A new self-training method called SePT lets language models improve math reasoning using only their own generated responses, no human labels required.

Language models may not need a teacher to get better at reasoning — just a mirror.

Researchers have published a technique called Self-evolving Post-Training, or SePT, that lets a model improve its reasoning by repeatedly sampling its own outputs and training on them. There are no external reward signals, no human-labeled data, and no separate critic model. The loop works like this: sample questions, have the model generate answers at a set temperature, train on those answers, then repeat — each round using the freshest version of the model to generate the next batch. Tested across six math reasoning benchmarks, SePT outperformed a strong baseline of the same untuned model evaluated at its optimal decoding temperature.

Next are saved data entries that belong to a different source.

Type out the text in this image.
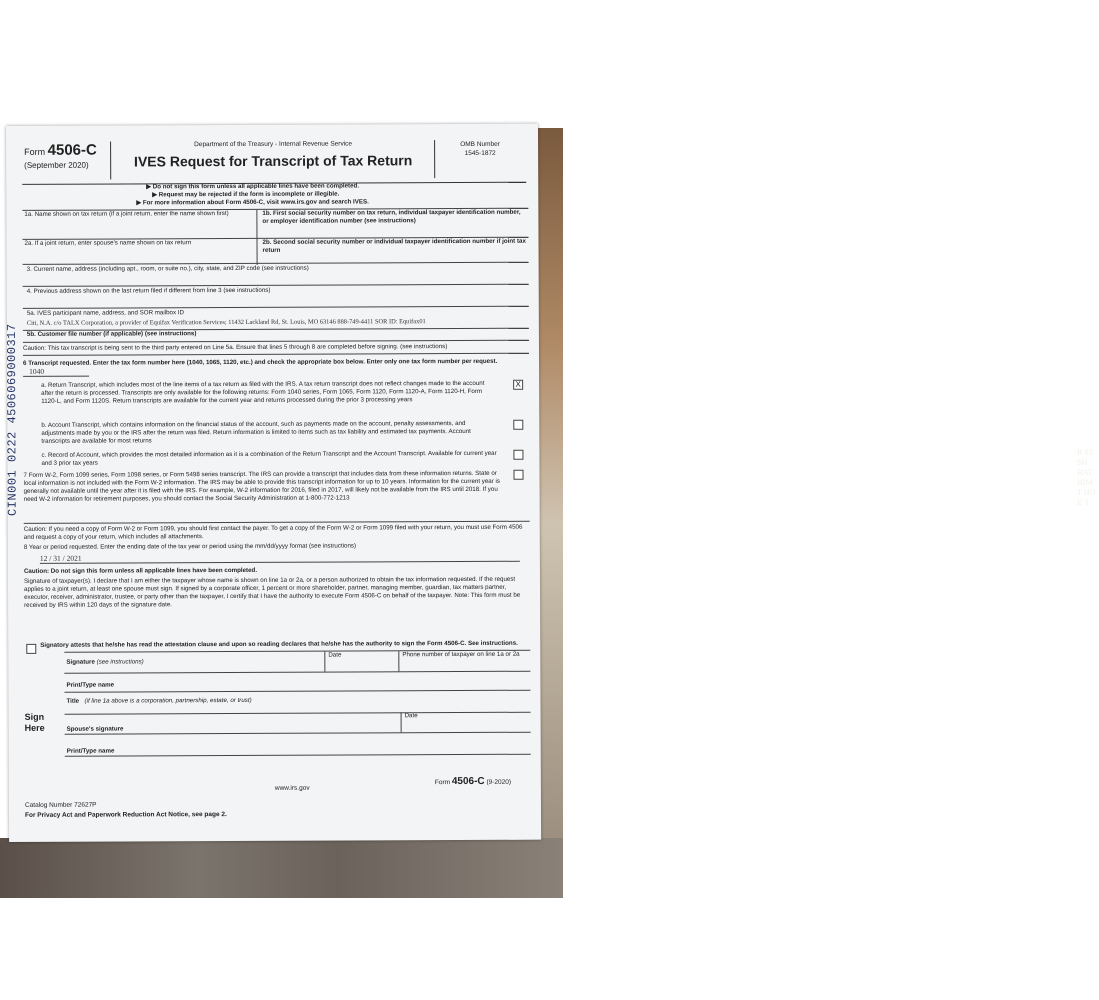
R ST SH HAT HIM T HO F, T
CIN001 0222 4506069000317
Form 4506-C
(September 2020)
Department of the Treasury - Internal Revenue Service
IVES Request for Transcript of Tax Return
OMB Number
1545-1872
▶ Do not sign this form unless all applicable lines have been completed.
▶ Request may be rejected if the form is incomplete or illegible.
▶ For more information about Form 4506-C, visit www.irs.gov and search IVES.
1a. Name shown on tax return (if a joint return, enter the name shown first)	1b. First social security number on tax return, individual taxpayer identification number, or employer identification number (see instructions)
2a. If a joint return, enter spouse's name shown on tax return	2b. Second social security number or individual taxpayer identification number if joint tax return
3. Current name, address (including apt., room, or suite no.), city, state, and ZIP code (see instructions)
4. Previous address shown on the last return filed if different from line 3 (see instructions)
5a. IVES participant name, address, and SOR mailbox ID
Citi, N.A. c/o TALX Corporation, a provider of Equifax Verification Services; 11432 Lackland Rd, St. Louis, MO 63146 888-749-4411 SOR ID: Equifax01
5b. Customer file number (if applicable) (see instructions)
Caution: This tax transcript is being sent to the third party entered on Line 5a. Ensure that lines 5 through 8 are completed before signing. (see instructions)
6 Transcript requested. Enter the tax form number here (1040, 1065, 1120, etc.) and check the appropriate box below. Enter only one tax form number per request. 1040
a. Return Transcript, which includes most of the line items of a tax return as filed with the IRS. A tax return transcript does not reflect changes made to the account after the return is processed. Transcripts are only available for the following returns: Form 1040 series, Form 1065, Form 1120, Form 1120-A, Form 1120-H, Form 1120-L, and Form 1120S. Return transcripts are available for the current year and returns processed during the prior 3 processing years
X
b. Account Transcript, which contains information on the financial status of the account, such as payments made on the account, penalty assessments, and adjustments made by you or the IRS after the return was filed. Return information is limited to items such as tax liability and estimated tax payments. Account transcripts are available for most returns
c. Record of Account, which provides the most detailed information as it is a combination of the Return Transcript and the Account Transcript. Available for current year and 3 prior tax years
7 Form W-2, Form 1099 series, Form 1098 series, or Form 5498 series transcript. The IRS can provide a transcript that includes data from these information returns. State or local information is not included with the Form W-2 information. The IRS may be able to provide this transcript information for up to 10 years. Information for the current year is generally not available until the year after it is filed with the IRS. For example, W-2 information for 2016, filed in 2017, will likely not be available from the IRS until 2018. If you need W-2 information for retirement purposes, you should contact the Social Security Administration at 1-800-772-1213
Caution: If you need a copy of Form W-2 or Form 1099, you should first contact the payer. To get a copy of the Form W-2 or Form 1099 filed with your return, you must use Form 4506 and request a copy of your return, which includes all attachments.
8 Year or period requested. Enter the ending date of the tax year or period using the mm/dd/yyyy format (see instructions)
12 / 31 / 2021
Caution: Do not sign this form unless all applicable lines have been completed.
Signature of taxpayer(s). I declare that I am either the taxpayer whose name is shown on line 1a or 2a, or a person authorized to obtain the tax information requested. If the request applies to a joint return, at least one spouse must sign. If signed by a corporate officer, 1 percent or more shareholder, partner, managing member, guardian, tax matters partner, executor, receiver, administrator, trustee, or party other than the taxpayer, I certify that I have the authority to execute Form 4506-C on behalf of the taxpayer. Note: This form must be received by IRS within 120 days of the signature date.
Signatory attests that he/she has read the attestation clause and upon so reading declares that he/she has the authority to sign the Form 4506-C. See instructions.
Signature (see instructions)
Date	Phone number of taxpayer on line 1a or 2a
Print/Type name
Sign Here
Title (if line 1a above is a corporation, partnership, estate, or trust)
Spouse's signature
Date
Print/Type name
www.irs.gov
Form 4506-C (9-2020)
Catalog Number 72627P
For Privacy Act and Paperwork Reduction Act Notice, see page 2.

The interesting part is what SePT does not require. Most recent reasoning improvements — reinforcement learning from human feedback, process reward models, verifier-guided search — depend on something outside the model to judge correctness. SePT sidesteps that entirely, which cuts both the cost and the pipeline complexity. If this holds up outside math benchmarks, it could make reasoning fine-tuning substantially more accessible for teams without the budget for large-scale annotation.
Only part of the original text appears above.